Kansai region, Japan — Kyoto as imperial capital (794–1869); Osaka as commercial capital (Edo period onward)
Kyoto and Osaka, separated by 75km and connected by shinkansen in 15 minutes, represent the two poles of Kansai culinary identity. Kyoto (the old imperial capital): refined, restrained, vegetable-focused, ceremony-bound — kaiseki ryori, kyo-yasai, shojin ryori, yudofu, dashi-forward subtle cooking, a culture that values the quality of ingredient over richness of preparation. Osaka (the commercial capital, 'kuidaore no machi' — town of eating until you drop): populist, abundant, indulgent, pork-forward, festival-oriented — takoyaki (octopus balls), okonomiyaki, kushikatsu (deep-fried skewers), kitsune udon (Osaka's sweet-sauced thin noodle), 'doteyaki' (offal in miso), street food culture, the philosophy that 'Osaka people will bankrupt themselves on food.' The two cities share the usukuchi soy and dashi base of Kansai cooking but diverge radically in abundance, richness, and social context.

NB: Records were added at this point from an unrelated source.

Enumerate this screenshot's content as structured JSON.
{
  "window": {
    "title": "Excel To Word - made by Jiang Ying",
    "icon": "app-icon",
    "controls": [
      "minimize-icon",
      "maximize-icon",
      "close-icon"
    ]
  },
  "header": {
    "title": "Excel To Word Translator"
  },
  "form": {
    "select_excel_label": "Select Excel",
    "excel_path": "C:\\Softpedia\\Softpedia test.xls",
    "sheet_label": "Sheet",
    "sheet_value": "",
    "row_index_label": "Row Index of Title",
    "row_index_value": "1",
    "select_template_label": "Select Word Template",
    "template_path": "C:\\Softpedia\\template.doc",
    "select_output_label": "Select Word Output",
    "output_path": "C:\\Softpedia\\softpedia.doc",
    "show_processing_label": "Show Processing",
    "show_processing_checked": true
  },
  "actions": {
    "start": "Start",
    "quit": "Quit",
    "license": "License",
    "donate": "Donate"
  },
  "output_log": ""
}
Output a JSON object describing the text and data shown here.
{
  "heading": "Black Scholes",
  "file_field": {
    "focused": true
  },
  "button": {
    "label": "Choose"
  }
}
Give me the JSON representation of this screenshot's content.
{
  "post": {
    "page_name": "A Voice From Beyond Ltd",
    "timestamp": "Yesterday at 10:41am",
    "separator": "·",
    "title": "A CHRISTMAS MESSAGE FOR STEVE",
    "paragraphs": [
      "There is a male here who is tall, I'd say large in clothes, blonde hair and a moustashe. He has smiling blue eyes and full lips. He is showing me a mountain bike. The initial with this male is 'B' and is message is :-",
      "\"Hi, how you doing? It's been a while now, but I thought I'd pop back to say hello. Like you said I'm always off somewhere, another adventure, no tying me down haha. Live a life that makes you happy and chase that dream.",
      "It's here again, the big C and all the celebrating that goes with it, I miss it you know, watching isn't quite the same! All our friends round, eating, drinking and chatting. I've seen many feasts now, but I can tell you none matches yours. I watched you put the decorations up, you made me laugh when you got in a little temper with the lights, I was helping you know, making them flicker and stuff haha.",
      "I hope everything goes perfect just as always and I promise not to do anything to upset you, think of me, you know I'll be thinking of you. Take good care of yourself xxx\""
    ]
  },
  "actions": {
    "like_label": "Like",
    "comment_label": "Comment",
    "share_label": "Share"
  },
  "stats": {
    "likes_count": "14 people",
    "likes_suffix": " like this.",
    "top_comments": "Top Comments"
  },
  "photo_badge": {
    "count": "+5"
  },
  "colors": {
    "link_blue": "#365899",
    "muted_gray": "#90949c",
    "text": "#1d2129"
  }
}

Kyoto: delicate, refined, dashi-forward, vegetable-centric; Osaka: abundant, rich, slightly sweeter seasoning, pork-forward — the same Kansai dashi base expressing two completely different food philosophies
Kyoto cooking maximises delicacy — the finest ingredients prepared with minimal intervention to show their quality; Osaka cooking maximises satisfaction — abundant, rich, often fatty preparations designed to completely satisfy a hungry populace; the shared Kansai dashi tradition means both cities use pale, kombu-forward stocks but the Kyoto version is more restrained; the Osaka takoyaki street food tradition is as refined in its own way as Kyoto kaiseki — the best takoyaki masters are artisans of their specific form.
For understanding Osaka food culture: begin at Dotonbori after 10pm — the neon-lit, tourist-trodden food street is actually an authentic expression of Osaka's festival-food ethos; the best takoyaki in Osaka is at Wanaka (Shinsaibashi) — the batter lighter, the octopus chunkier, the saucing more precise than tourist-oriented stalls; Kyoto food pilgrimages should include an early morning tofu set at Nanzenji-area restaurants — the clarity and simplicity of yudofu tofu with dashi reveals the Kyoto philosophy in its most concentrated form.
Treating Kyoto as 'superior' Kansai cuisine and Osaka as 'lesser' (they are different expressions, not different quality levels); applying Kyoto restraint to Osaka dishes (takoyaki with insufficient richness defeats the purpose); applying Osaka abundance to Kyoto preparations (heavy seasoning in kaiseki violates its entire philosophy).